• June 17 down the years

Alonso sidelined as Hamilton dominates in the USA

2007
In what was a farewell to the States, Lewis Hamilton won the US Grand Prix at Indianapolis in front of around 120,000, outperforming McLaren team-mate Fernando Alonso who was by this stage of the season clearly rattled by the newcomer. More than once the pair went wheel-to-wheel, and as Alonso rattled off a fastest lap, Hamilton immediately replied in kind. "It's a surprise to see him doing so well and top of the championship," Alonso said afterwards, a week after moaning McLaren were giving his team-mate special treatment. In the euphoria of the win, a journalist compared Hamilton with Tiger Woods. "I don't really know what to say to that to be honest," Hamilton replied. "It's obviously nice to be compared to somebody like Tiger Woods but you just have to remember I'm not Tiger Woods. I'm Lewis Hamilton and this is Formula One, it is not golf."

1907
Brooklands in Weybridge, Surrey opened. It was the world's first purpose-built motorsport circuit, opening a year before Indianapolis, but had a short life, staging it last race in 1939, only 32 years after its first. The distinctive banked, oval track, which was nearly 30 feet high in places, was finished in concrete because of the issues of laying tarmac on such a gradient. There was a finishing straight in front of the clubhouse. Along the centre of the track ran a dotted black line, known as the Fifty Foot Line.

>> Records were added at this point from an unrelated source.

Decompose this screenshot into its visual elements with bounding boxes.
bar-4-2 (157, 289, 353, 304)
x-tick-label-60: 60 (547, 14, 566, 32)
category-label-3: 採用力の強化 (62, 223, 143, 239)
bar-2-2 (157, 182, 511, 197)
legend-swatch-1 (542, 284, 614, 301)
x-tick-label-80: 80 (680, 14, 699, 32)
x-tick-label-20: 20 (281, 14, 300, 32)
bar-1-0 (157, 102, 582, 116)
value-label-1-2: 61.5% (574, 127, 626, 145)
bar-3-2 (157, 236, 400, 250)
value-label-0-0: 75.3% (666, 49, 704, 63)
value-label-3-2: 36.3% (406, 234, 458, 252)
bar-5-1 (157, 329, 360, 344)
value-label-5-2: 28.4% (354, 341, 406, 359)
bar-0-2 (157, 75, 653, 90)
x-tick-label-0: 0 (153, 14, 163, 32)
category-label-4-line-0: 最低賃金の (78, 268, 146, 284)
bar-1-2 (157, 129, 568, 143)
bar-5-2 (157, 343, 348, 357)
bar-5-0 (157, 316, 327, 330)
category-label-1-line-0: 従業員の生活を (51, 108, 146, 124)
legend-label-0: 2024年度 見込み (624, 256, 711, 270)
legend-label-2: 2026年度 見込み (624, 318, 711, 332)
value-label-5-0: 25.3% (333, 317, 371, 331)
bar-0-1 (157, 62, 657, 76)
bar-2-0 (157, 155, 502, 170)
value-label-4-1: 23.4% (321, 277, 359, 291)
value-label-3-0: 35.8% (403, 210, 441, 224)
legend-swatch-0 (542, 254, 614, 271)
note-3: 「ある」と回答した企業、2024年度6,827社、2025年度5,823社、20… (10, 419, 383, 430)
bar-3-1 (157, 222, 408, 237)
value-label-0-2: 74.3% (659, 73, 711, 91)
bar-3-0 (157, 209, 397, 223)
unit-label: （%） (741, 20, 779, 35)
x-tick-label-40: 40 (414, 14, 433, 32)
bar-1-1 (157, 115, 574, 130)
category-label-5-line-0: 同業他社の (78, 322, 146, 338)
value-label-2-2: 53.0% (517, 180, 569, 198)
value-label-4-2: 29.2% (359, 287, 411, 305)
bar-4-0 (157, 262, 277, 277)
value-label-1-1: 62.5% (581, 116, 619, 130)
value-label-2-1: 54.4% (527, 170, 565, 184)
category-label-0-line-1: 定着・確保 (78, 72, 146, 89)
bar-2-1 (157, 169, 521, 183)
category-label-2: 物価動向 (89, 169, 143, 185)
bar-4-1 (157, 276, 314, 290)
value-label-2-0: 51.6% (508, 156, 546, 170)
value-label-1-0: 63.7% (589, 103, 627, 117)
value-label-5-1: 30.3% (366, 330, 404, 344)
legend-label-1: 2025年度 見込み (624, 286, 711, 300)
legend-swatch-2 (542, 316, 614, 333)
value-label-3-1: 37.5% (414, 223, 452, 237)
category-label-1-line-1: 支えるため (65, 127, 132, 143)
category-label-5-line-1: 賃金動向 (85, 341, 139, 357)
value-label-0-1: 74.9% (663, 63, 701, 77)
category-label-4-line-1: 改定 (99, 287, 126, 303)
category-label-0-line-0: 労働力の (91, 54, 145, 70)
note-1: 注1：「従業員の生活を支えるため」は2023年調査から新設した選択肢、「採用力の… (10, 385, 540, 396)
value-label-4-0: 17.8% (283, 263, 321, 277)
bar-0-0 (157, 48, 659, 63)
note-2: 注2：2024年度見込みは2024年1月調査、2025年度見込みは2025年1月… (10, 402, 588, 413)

By driving over the line, a driver could theoretically take the banked corners without having to use the steering wheel. Within a fortnight of opening the circuit hosted the world's first 24-hour race (several hundred railway lamps were used to light the track).

1984
Nelson Piquet scored his first points of the season when he won the Canadian Grand Prix in a Brabham. He had to be carried from his car to the podium after badly burning his foot on a new radiator. Alain Prost had briefly led after passing Piquet, who was on pole, off the line, but he was in front for seconds, and once back in the lead Piquet dominated

1978
Niki Lauda's win in a Brabham in Sweden was overshadowed by a row over cooling fans on the cars which Lotus boss Colin Chapman argued were "ten times the size needed". Other manufacturers accused Brabham of deliberately holding back during qualifying so as not to attract too much attention to the cornering advantages the fans gave. Some drivers also moaned the fans threw up debris off the track. Brabham boss Bernie Ecclestone brushed aside the complaints saying: "It's always the same whenever anyone comes up with something new in F1." Within a week it was banned although Lauda's win stood.

1973
Denny Hulme broke the nine-race domination of Jackie Stewart and Emerson Fittipaldi with victory in the Swedish Grand Prix, but it was not a popular victory with the home crowd as he had overtaken local hero Ronnie Petersen, who was suffering from a slow puncture, on the final lap. "Hulme's drive had been a classic of skill and caution," reported the Guardian, " a superb tactical, but the enormous crowd groaned as their hero failed to make it."

1962
Jim Clark in a Lotus scored the first of five consecutive wins at the Belgian Grand Prix. Leading home Graham Hill by 45 seconds. Clark's team-mate Trevor Taylor, who had led in the early stages, and Willy Mairesse in a Ferrari collided on lap 25, the Lotus smashing into a telegraph poll which snapped in half, and Mairesse overturning and catching fire. Amazingly, he escaped with burns while Taylor walked back to the pits unscathed.

1951
Nino Farina's supercharged Alfa Romeo won the Belgian Grand Prix

1960
Adrian Campos, born on this day in Valencia, held the unenviable record of being Spain's least successful F1 driver, but was also Spanish radio-controlled racing champion in 1980 and in his early F1 forays was accompanied by bodyguards after terrorists had kidnapped his grandfather. In 1998 he set up Campos Racing and among other successes he spotted the up-and-coming Fernando Alonso. In 2010 finally returned to F1 as the head of Hispania racing (HRT).

1951
Bob Sweikert won the 1955 Indianapolis 500 and the 1955 National Championship, as well as the 1955 Midwest Sprint car championship - the only driver in history to sweep all three in a single season. A year later he finished sixth at the Indy 500 but on this day a few weeks later was killed in a crash at a sprint event at Salem Speedway.